SBS News reported that the technology is being trialled in two hospitals in Melbourne, Australia, to help children who are scared of needles have a less stressful experience when they need to have an injection or have blood samples taken.
It appears to have made a significant difference for some of the children on the trial. The news provider spoke to Rachelle Stewart whose 12 year old son Kai has cystic fibrosis. As a result of his condition, he has to have blood samples taken twice a year, a procedure that both he and his mum dread.
Kai would normally kick and scream during blood tests, but with the VR technology he’s now taken for a dive in the ocean while the procedure is carried out and is much calmer.
Ms Stewart said: “There’s nothing worse than seeing your child scared, distressed or in pain, so anything that helps calm them down and minimise pain is a huge win not only for the kids, but also for us as parents.”
More than 250 children aged four to 11 took part in the trial across the two hospitals. All of those involved were having intravenous cannulation or blood taken in the emergency or pathology departments.
Using VR during these procedures was found to reduce pain by 40 to 60 per cent, as well as reducing anxiety by 35 to 45 per cent for the children involved.

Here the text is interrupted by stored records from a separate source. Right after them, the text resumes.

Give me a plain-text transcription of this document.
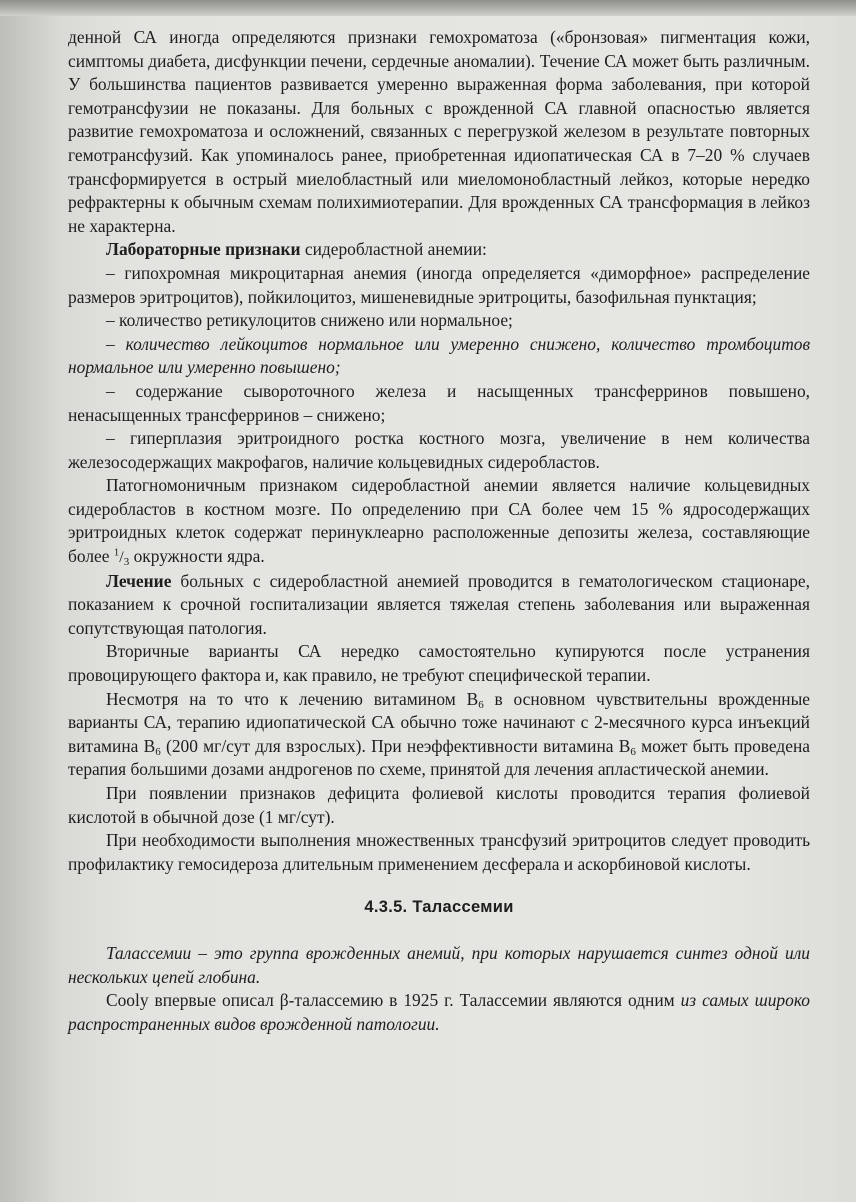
денной СА иногда определяются признаки гемохроматоза («бронзовая» пигментация кожи, симптомы диабета, дисфункции печени, сердечные аномалии). Течение СА может быть различным. У большинства пациентов развивается умеренно выраженная форма заболевания, при которой гемотрансфузии не показаны. Для больных с врожденной СА главной опасностью является развитие гемохроматоза и осложнений, связанных с перегрузкой железом в результате повторных гемотрансфузий. Как упоминалось ранее, приобретенная идиопатическая СА в 7–20 % случаев трансформируется в острый миелобластный или миеломонобластный лейкоз, которые нередко рефрактерны к обычным схемам полихимиотерапии. Для врожденных СА трансформация в лейкоз не характерна.

Лабораторные признаки сидеробластной анемии:

– гипохромная микроцитарная анемия (иногда определяется «диморфное» распределение размеров эритроцитов), пойкилоцитоз, мишеневидные эритроциты, базофильная пунктация;

– количество ретикулоцитов снижено или нормальное;

– количество лейкоцитов нормальное или умеренно снижено, количество тромбоцитов нормальное или умеренно повышено;

– содержание сывороточного железа и насыщенных трансферринов повышено, ненасыщенных трансферринов – снижено;

– гиперплазия эритроидного ростка костного мозга, увеличение в нем количества железосодержащих макрофагов, наличие кольцевидных сидеробластов.

Патогномоничным признаком сидеробластной анемии является наличие кольцевидных сидеробластов в костном мозге. По определению при СА более чем 15 % ядросодержащих эритроидных клеток содержат перинуклеарно расположенные депозиты железа, составляющие более $^1/_3$ окружности ядра.

Лечение больных с сидеробластной анемией проводится в гематологическом стационаре, показанием к срочной госпитализации является тяжелая степень заболевания или выраженная сопутствующая патология.

Вторичные варианты СА нередко самостоятельно купируются после устранения провоцирующего фактора и, как правило, не требуют специфической терапии.

Несмотря на то что к лечению витамином $B_6$ в основном чувствительны врожденные варианты СА, терапию идиопатической СА обычно тоже начинают с 2-месячного курса инъекций витамина $B_6$ (200 мг/сут для взрослых). При неэффективности витамина $B_6$ может быть проведена терапия большими дозами андрогенов по схеме, принятой для лечения апластической анемии.

При появлении признаков дефицита фолиевой кислоты проводится терапия фолиевой кислотой в обычной дозе (1 мг/сут).

При необходимости выполнения множественных трансфузий эритроцитов следует проводить профилактику гемосидероза длительным применением десферала и аскорбиновой кислоты.

4.3.5. Талассемии

Талассемии – это группа врожденных анемий, при которых нарушается синтез одной или нескольких цепей глобина.

Cooly впервые описал β-талассемию в 1925 г. Талассемии являются одним из самых широко распространенных видов врожденной патологии.
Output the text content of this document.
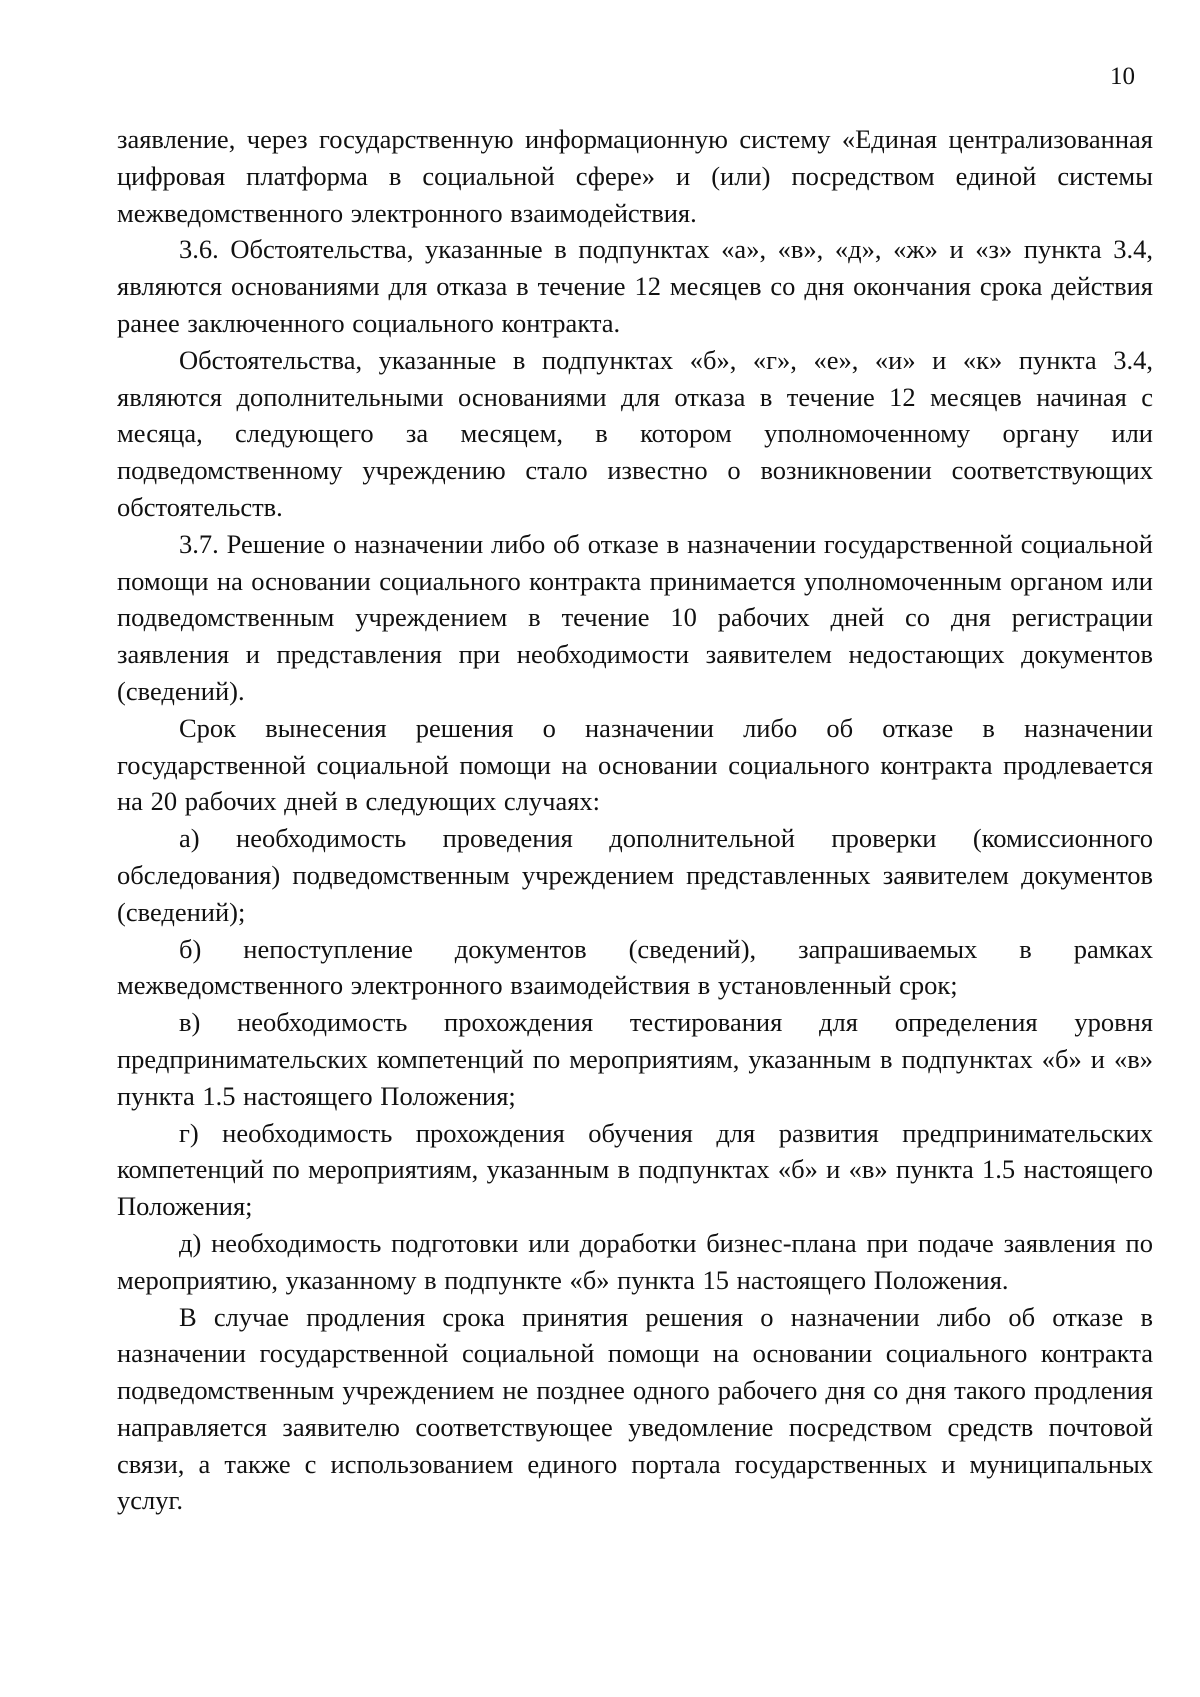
10

заявление, через государственную информационную систему «Единая централизованная цифровая платформа в социальной сфере» и (или) посредством единой системы межведомственного электронного взаимодействия.

3.6. Обстоятельства, указанные в подпунктах «а», «в», «д», «ж» и «з» пункта 3.4, являются основаниями для отказа в течение 12 месяцев со дня окончания срока действия ранее заключенного социального контракта.

Обстоятельства, указанные в подпунктах «б», «г», «е», «и» и «к» пункта 3.4, являются дополнительными основаниями для отказа в течение 12 месяцев начиная с месяца, следующего за месяцем, в котором уполномоченному органу или подведомственному учреждению стало известно о возникновении соответствующих обстоятельств.

3.7. Решение о назначении либо об отказе в назначении государственной социальной помощи на основании социального контракта принимается уполномоченным органом или подведомственным учреждением в течение 10 рабочих дней со дня регистрации заявления и представления при необходимости заявителем недостающих документов (сведений).

Срок вынесения решения о назначении либо об отказе в назначении государственной социальной помощи на основании социального контракта продлевается на 20 рабочих дней в следующих случаях:

а) необходимость проведения дополнительной проверки (комиссионного обследования) подведомственным учреждением представленных заявителем документов (сведений);

б) непоступление документов (сведений), запрашиваемых в рамках межведомственного электронного взаимодействия в установленный срок;

в) необходимость прохождения тестирования для определения уровня предпринимательских компетенций по мероприятиям, указанным в подпунктах «б» и «в» пункта 1.5 настоящего Положения;

г) необходимость прохождения обучения для развития предпринимательских компетенций по мероприятиям, указанным в подпунктах «б» и «в» пункта 1.5 настоящего Положения;

д) необходимость подготовки или доработки бизнес-плана при подаче заявления по мероприятию, указанному в подпункте «б» пункта 15 настоящего Положения.

В случае продления срока принятия решения о назначении либо об отказе в назначении государственной социальной помощи на основании социального контракта подведомственным учреждением не позднее одного рабочего дня со дня такого продления направляется заявителю соответствующее уведомление посредством средств почтовой связи, а также с использованием единого портала государственных и муниципальных услуг.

There was also a big impact on parents, with the VR technology cutting parent-rated distress by 75 per cent. Many of the children who participated in the trial wanted to use it again.
Simon Cohen, paediatric pain specialist at the Monash Children’s Hospital, told the news provider that the trial demonstrates how distraction can be a beneficial technique to employ when looking for ways to manage pain for children.
“By improving these experiences, we can help both children and parents who require anxiety-provoking and painful but necessary treatments,” he asserted.
It isn’t only children who benefit from distraction as a pain management technique, as a recent article for the New York Times pointed out.
Many medical facilities are exploring its use to help people with a range of conditions. It’s even being used as a way of improving the effectiveness of treatments like physical therapy, hypnosis and cognitive behavioural therapy for those who suffer from debilitating chronic pain.
Larry Benz, a physical therapist and chief executive of Confluent Health, told the newspaper that VR alone isn’t enough in this instance. But he explained why it’s so effective when paired with other therapies that are known to work.
“If I teach you in a virtual environment, you’re more likely to retain it, engage with it and fully comply with what you’ve been taught. When you’re fully immersed in a virtual environment, it’s like a ‘brain hack’ – you can’t be engaged with anything else,” Dr Benz said.